Amplitude at the point of interference

[JohnLCC517]

Homework Statement

[/B]
Consider 2 radio antennas placed on a 2 dimensional grid at points x₁ = (300,0) and x₂ = (-300, 0). If the antennas are out of phase such that ϕ2-ϕ1 = π/4 and both are emitting waves of frequency 2.59 MHz. What will the amplitude of the resultant wave be at the point (200, 800)? Radio waves being a form of light travel at a speed of 3x108 m/s. You may assume at the point of interference that the two waves have the same amplitude and you may leave your final answer in terms of this amplitude.

Homework Equations

c = √(a²+b²) , Δφ = 2π(Δx/λ) , D(x,t) = A sin(kx – ωt + ϕ₀).

The Attempt at a Solution

I began this problem by getting the distance from x₁ and x₂ to the point (200, 800). The results I got were as follows;
From x₁ = 943.4
From x₂ = 806.2
I would use these values as my displacement values.

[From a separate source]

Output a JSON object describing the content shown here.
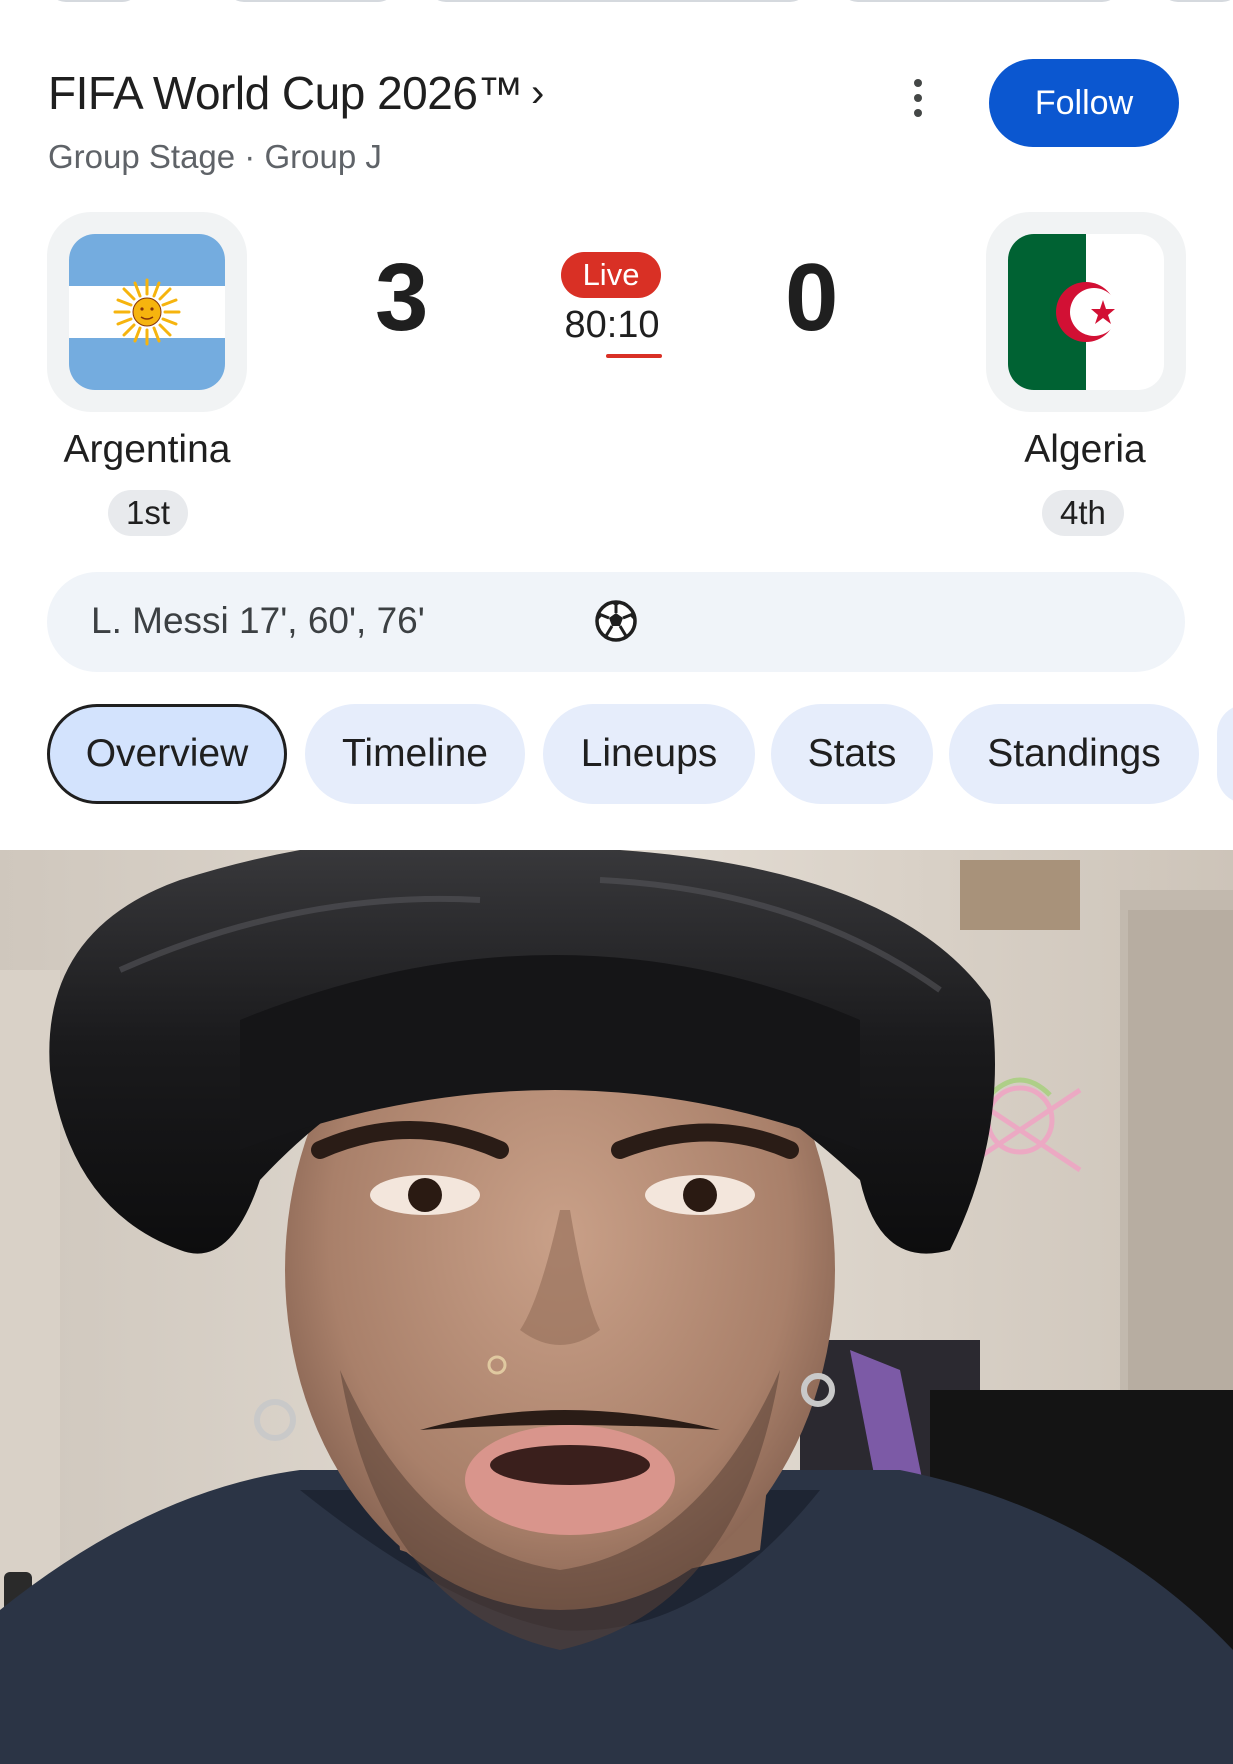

Following that I used the formula Δφ = 2π(Δx/λ) to determine the wavelength;
Δφ = 2π(Δx/λ) → λ = 2π(Δx/Δφ)
From x₁
λ = 2π(500/(π/4)) = 4000
From x₂
λ = 2π(100/(π/4)) = 800

This allowed me to get the wave number via k = 2π/λ.
x₁ wave number k = 2π/4000 = 0.0016
x₂ wave number k = 2π/800 = 0.0079

To get the angular frequency ω I used the formula ω = 2π⋅f.
x₁ ω = 2π⋅f = 2π(2.59) = 16.27
x₁ ω = 2π⋅f = 2π(2.59) = 16.27

My phase constants used were;
φ₁ = 0
φ₂ = π/4

And this is as far as I was able to get. I still need to find the Amplitude of the resultant wave but am left with the time variable t still unsolved. My initial thought would be to take A sin(kx – ωt + ϕ₀) of each wave, set the two sides equal to each other, drop the Amplitude because they will be the same and will therefore cancel, and solve for time in this formula but I am not sure if this is an appropriate way to approach this. Perhaps the time value t doesn't matter because the waves will intersect that point at the same time and have the same angular frequency so the values will be identical. I suppose what I'm looking for is a nudge in the right direction to ensure that I'm thinking about this in the right way.

 

[haruspex]

Following that I used the formula Δφ = 2π(Δx/λ) to determine the wavelength;

in that formula, what, exactly, do the phase difference and $\Delta x$ represent? Does that fit with the given phase difference and path difference you calculated?
What other information is available to you to find wavelength?